Thanks to high-speed internet connections and a rapidly evolving job market, the world of work is changing. We’re seeing more and more individuals and businesses shirking traditional employment and operations.
They’re opting for a virtual business environment that is more flexible and less costly. They’re leaving behind the world of the twentieth century, and embracing the world of the twenty-first.
One of the first dilemmas that new businesses face is whether to spend large sums of money on office space. Having an office serves many important functions.
For one, it means that you can hold business meetings in person. This can be helpful if your company has a large number of directors and you need a private space to discuss your strategy.
But also, offices are a way of saying to your customers, “we are a legitimate company that has its own offices.” It’s an important message and one that’s hard to work around if you’re forever working from home.
The problem, however, is that as a lean startup, you want to keep costs down. And despite all the alleged benefits of having an office, they seem to be outweighed by the cost. You simply don’t need the space.
That’s where virtual offices come in. Virtual offices are often just regular offices in regular office buildings. But there’s a difference. You share the facilities with other businesses.
You pay a small subscription to the company that provides the space and in return, you get access to office facilities. You can’t use them all the time, but they are there for you whenever you need them for client entertainment or board meetings.

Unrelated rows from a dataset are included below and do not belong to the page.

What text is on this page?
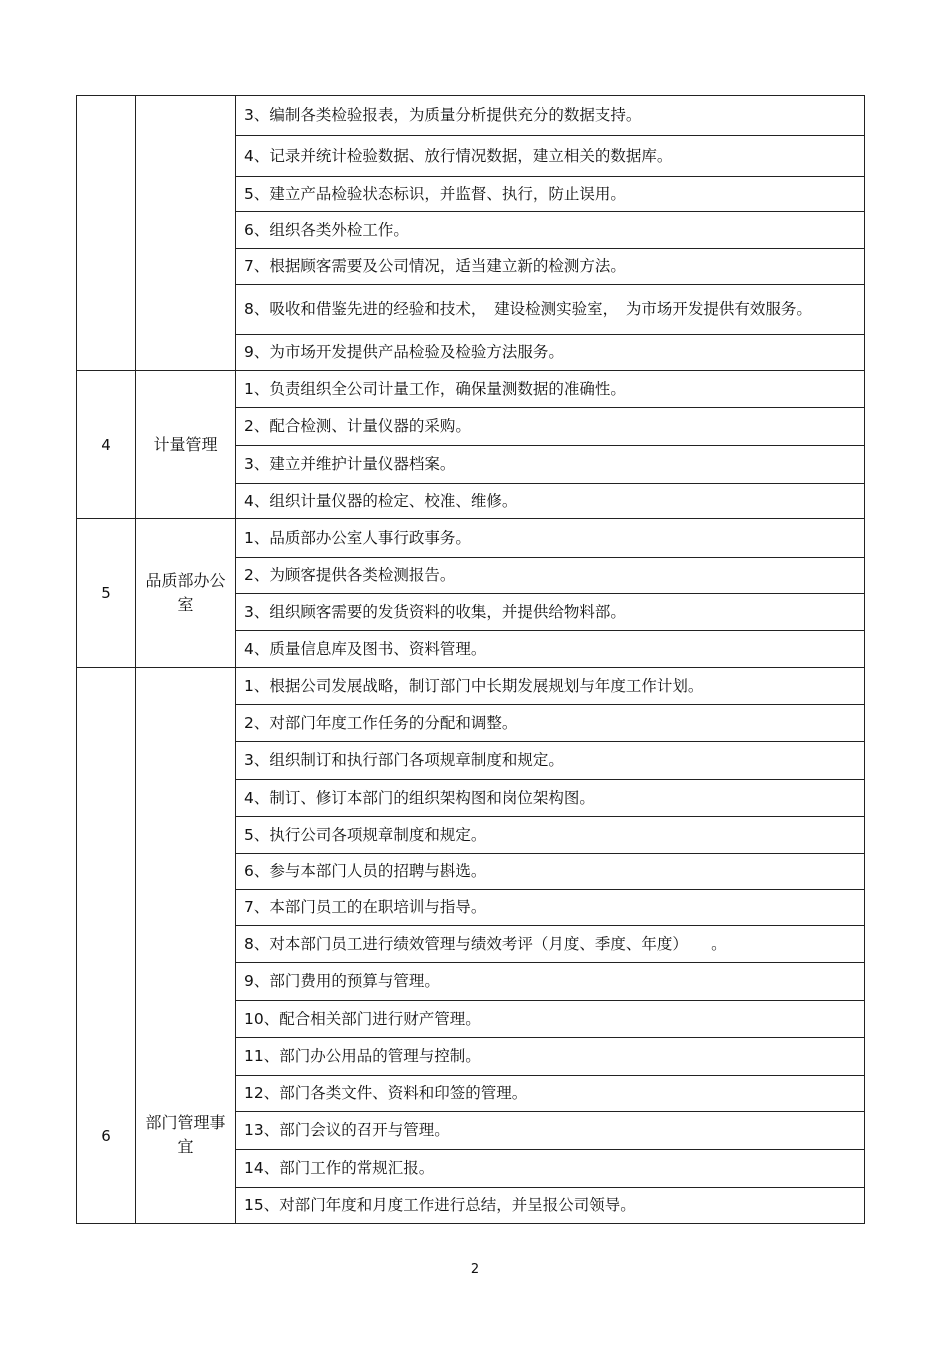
		3、编制各类检验报表，为质量分析提供充分的数据支持。
		4、记录并统计检验数据、放行情况数据，建立相关的数据库。
		5、建立产品检验状态标识，并监督、执行，防止误用。
		6、组织各类外检工作。
		7、根据顾客需要及公司情况，适当建立新的检测方法。
		8、吸收和借鉴先进的经验和技术，　建设检测实验室，　为市场开发提供有效服务。
		9、为市场开发提供产品检验及检验方法服务。
4	计量管理	1、负责组织全公司计量工作，确保量测数据的准确性。
		2、配合检测、计量仪器的采购。
		3、建立并维护计量仪器档案。
		4、组织计量仪器的检定、校准、维修。
5	品质部办公室	1、品质部办公室人事行政事务。
		2、为顾客提供各类检测报告。
		3、组织顾客需要的发货资料的收集，并提供给物料部。
		4、质量信息库及图书、资料管理。
6	部门管理事宜	1、根据公司发展战略，制订部门中长期发展规划与年度工作计划。
		2、对部门年度工作任务的分配和调整。
		3、组织制订和执行部门各项规章制度和规定。
		4、制订、修订本部门的组织架构图和岗位架构图。
		5、执行公司各项规章制度和规定。
		6、参与本部门人员的招聘与斟选。
		7、本部门员工的在职培训与指导。
		8、对本部门员工进行绩效管理与绩效考评（月度、季度、年度）　　。
		9、部门费用的预算与管理。
		10、配合相关部门进行财产管理。
		11、部门办公用品的管理与控制。
		12、部门各类文件、资料和印签的管理。
		13、部门会议的召开与管理。
		14、部门工作的常规汇报。
		15、对部门年度和月度工作进行总结，并呈报公司领导。
2
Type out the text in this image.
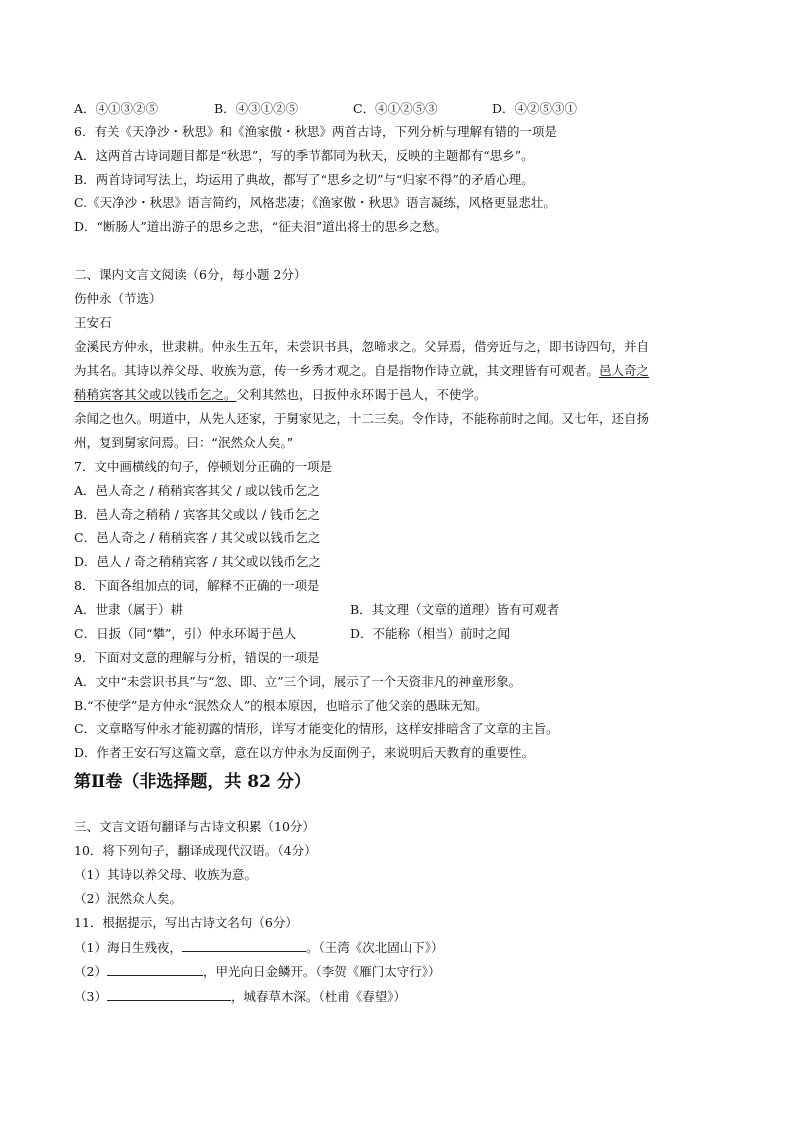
A．④①③②⑤	B．④③①②⑤	C．④①②⑤③	D．④②⑤③①
6．有关《天净沙・秋思》和《渔家傲・秋思》两首古诗，下列分析与理解有错的一项是
A．这两首古诗词题目都是“秋思”，写的季节都同为秋天，反映的主题都有“思乡”。
B．两首诗词写法上，均运用了典故，都写了“思乡之切”与“归家不得”的矛盾心理。
C.《天净沙・秋思》语言简约，风格悲凄；《渔家傲・秋思》语言凝练，风格更显悲壮。
D．“断肠人”道出游子的思乡之悲，“征夫泪”道出将士的思乡之愁。
二、课内文言文阅读（6分，每小题 2分）
伤仲永（节选）
王安石
金溪民方仲永，世隶耕。仲永生五年，未尝识书具，忽啼求之。父异焉，借旁近与之，即书诗四句，并自
为其名。其诗以养父母、收族为意，传一乡秀才观之。自是指物作诗立就，其文理皆有可观者。邑人奇之
稍稍宾客其父或以钱币乞之。父利其然也，日扳仲永环谒于邑人，不使学。
余闻之也久。明道中，从先人还家，于舅家见之，十二三矣。令作诗，不能称前时之闻。又七年，还自扬
州，复到舅家问焉。曰：“泯然众人矣。”
7．文中画横线的句子，停顿划分正确的一项是
A．邑人奇之 / 稍稍宾客其父 / 或以钱币乞之
B．邑人奇之稍稍 / 宾客其父或以 / 钱币乞之
C．邑人奇之 / 稍稍宾客 / 其父或以钱币乞之
D．邑人 / 奇之稍稍宾客 / 其父或以钱币乞之
8．下面各组加点的词，解释不正确的一项是
A．世隶（属于）耕	B．其文理（文章的道理）皆有可观者
C．日扳（同“攀”，引）仲永环谒于邑人	D．不能称（相当）前时之闻
9．下面对文意的理解与分析，错误的一项是
A．文中“未尝识书具”与“忽、即、立”三个词，展示了一个天资非凡的神童形象。
B.“不使学”是方仲永“泯然众人”的根本原因，也暗示了他父亲的愚昧无知。
C．文章略写仲永才能初露的情形，详写才能变化的情形，这样安排暗含了文章的主旨。
D．作者王安石写这篇文章，意在以方仲永为反面例子，来说明后天教育的重要性。
第Ⅱ卷（非选择题，共 82 分）
三、文言文语句翻译与古诗文积累（10分）
10．将下列句子，翻译成现代汉语。（4分）
（1）其诗以养父母、收族为意。
（2）泯然众人矣。
11．根据提示，写出古诗文名句（6分）
（1）海日生残夜，	。（王湾《次北固山下》）
（2）	，甲光向日金鳞开。（李贺《雁门太守行》）
（3）	，城春草木深。（杜甫《春望》）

What’s more, you can set up your virtual office wherever you want. Companies offer spaces in the central business districts of practically every major city on Earth.
Many choose deliberately prestigious addresses. It allows companies to put the same prestigious addresses on their business cards and marketing materials.
Virtual servers are valuable, essentially for the same reasons as virtual offices. Startups don’t want to have to pay the full price of owning and maintaining in-house IT equipment. They’d rather another company just took care of all of that for them.
Two, they don’t have to have an entire IT department on standby to fix any issues. That’s the responsibility of the server provider. And three, they get to choose how much server capacity they need at any given time.
Rather than maintaining an inventory of server space they never use, they can just ramp up or ramp down their requirements as needed.
Going virtual means that businesses can get back to concentrating on what they do best, while saving a bunch of money in the process.